DOI: 10.21123/2411-7986.5338 ISSN: 2411-7986

Architecting Reliable Multi-Agent Systems with Large Language Models Through Model-Driven Engineering

Najma Imtiaz Ali, Aadil Jamali, Imtiaz Ali Brohi, Noor Zaman Jhanjhi, Emaliana Kasmuri

Multi-agent systems based on large language models (LLM) are said to be able to provide flexible and scalable collaboration, but are often unstable, adversarially active, biased in their representations, and expensive to compute - aspects that hinder their use in safety-critical or resource-sensitive systems. To overcome these deficiencies, a model-driven engineering framework, the MDE-Agentware, has been implemented: a model-based engineering paradigm, which represents multi-agent architectures through a typed domain specific metamodel, and generates executables that are conforming with instrumented runtime monitoring, tool wrappers and energy-conscious invocation policies.

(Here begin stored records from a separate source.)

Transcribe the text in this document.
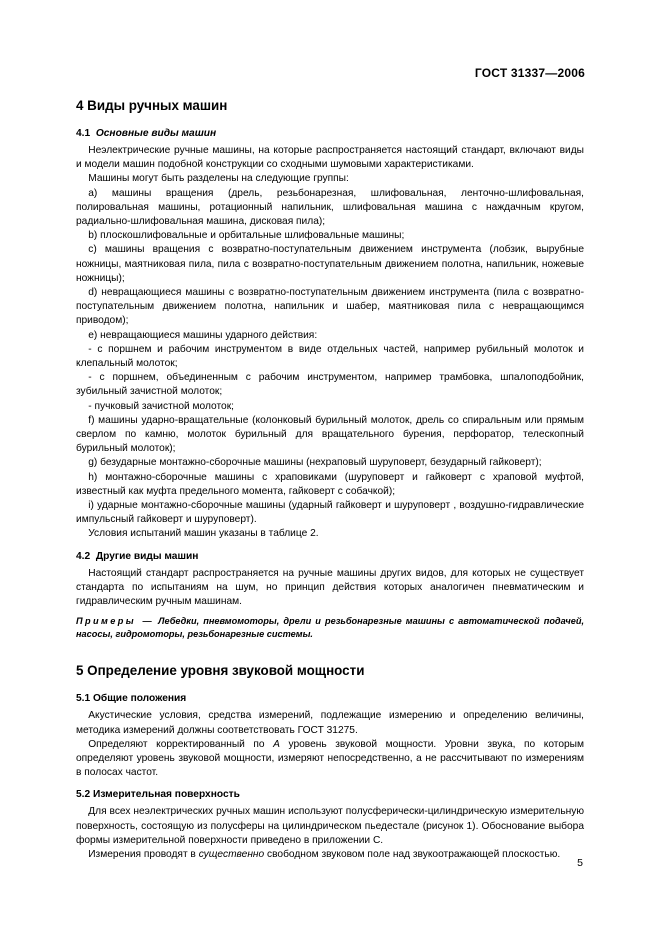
ГОСТ 31337—2006
4 Виды ручных машин
4.1 Основные виды машин

Неэлектрические ручные машины, на которые распространяется настоящий стандарт, включают виды и модели машин подобной конструкции со сходными шумовыми характеристиками.

Машины могут быть разделены на следующие группы:

а) машины вращения (дрель, резьбонарезная, шлифовальная, ленточно-шлифовальная, полировальная машины, ротационный напильник, шлифовальная машина с наждачным кругом, радиально-шлифовальная машина, дисковая пила);

b) плоскошлифовальные и орбитальные шлифовальные машины;

c) машины вращения с возвратно-поступательным движением инструмента (лобзик, вырубные ножницы, маятниковая пила, пила с возвратно-поступательным движением полотна, напильник, ножевые ножницы);

d) невращающиеся машины с возвратно-поступательным движением инструмента (пила с возвратно-поступательным движением полотна, напильник и шабер, маятниковая пила с невращающимся приводом);

e) невращающиеся машины ударного действия:

- с поршнем и рабочим инструментом в виде отдельных частей, например рубильный молоток и клепальный молоток;

- с поршнем, объединенным с рабочим инструментом, например трамбовка, шпалоподбойник, зубильный зачистной молоток;

- пучковый зачистной молоток;

f) машины ударно-вращательные (колонковый бурильный молоток, дрель со спиральным или прямым сверлом по камню, молоток бурильный для вращательного бурения, перфоратор, телескопный бурильный молоток);

g) безударные монтажно-сборочные машины (нехраповый шуруповерт, безударный гайковерт);

h) монтажно-сборочные машины с храповиками (шуруповерт и гайковерт с храповой муфтой, известный как муфта предельного момента, гайковерт с собачкой);

i) ударные монтажно-сборочные машины (ударный гайковерт и шуруповерт , воздушно-гидравлические импульсный гайковерт и шуруповерт).

Условия испытаний машин указаны в таблице 2.

4.2 Другие виды машин

Настоящий стандарт распространяется на ручные машины других видов, для которых не существует стандарта по испытаниям на шум, но принцип действия которых аналогичен пневматическим и гидравлическим ручным машинам.

Примеры — Лебедки, пневмомоторы, дрели и резьбонарезные машины с автоматической подачей, насосы, гидромоторы, резьбонарезные системы.

5 Определение уровня звуковой мощности
5.1 Общие положения

Акустические условия, средства измерений, подлежащие измерению и определению величины, методика измерений должны соответствовать ГОСТ 31275.

Определяют корректированный по А уровень звуковой мощности. Уровни звука, по которым определяют уровень звуковой мощности, измеряют непосредственно, а не рассчитывают по измерениям в полосах частот.

5.2 Измерительная поверхность

Для всех неэлектрических ручных машин используют полусферически-цилиндрическую измерительную поверхность, состоящую из полусферы на цилиндрическом пьедестале (рисунок 1). Обоснование выбора формы измерительной поверхности приведено в приложении С.

Измерения проводят в существенно свободном звуковом поле над звукоотражающей плоскостью.

5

The main novelties of the approach include (i) a formal model-to-code transformation, enforcing the architectural constraints and labeled-transition semantics, (ii) a collection of rigorous metrics (architectural conformity, prediction consistency, composite bias penalty, and energy models), which allow performing automated conformity checking and constrained optimization, and (iii) fairness-by-design and resilience mechanisms, implemented into the orchestration level, and not applied after the fact. Huge controlled experiments with publicly available corpora and simulated benchmarks show that MDE-Agentware achieves significantly better contraction behavior and spectral condition, is more resistant to adversarial noise, has higher inter-agent coherence, exhibits significant reductions in redundant invocations of LLM and per-trial energy, and significant reductions in statistical parity difference. The framework thus progresses a viable, repeatable, and reliable, and environmentally sustainable multi-agent system based on LLM, which can be utilized in critical applications.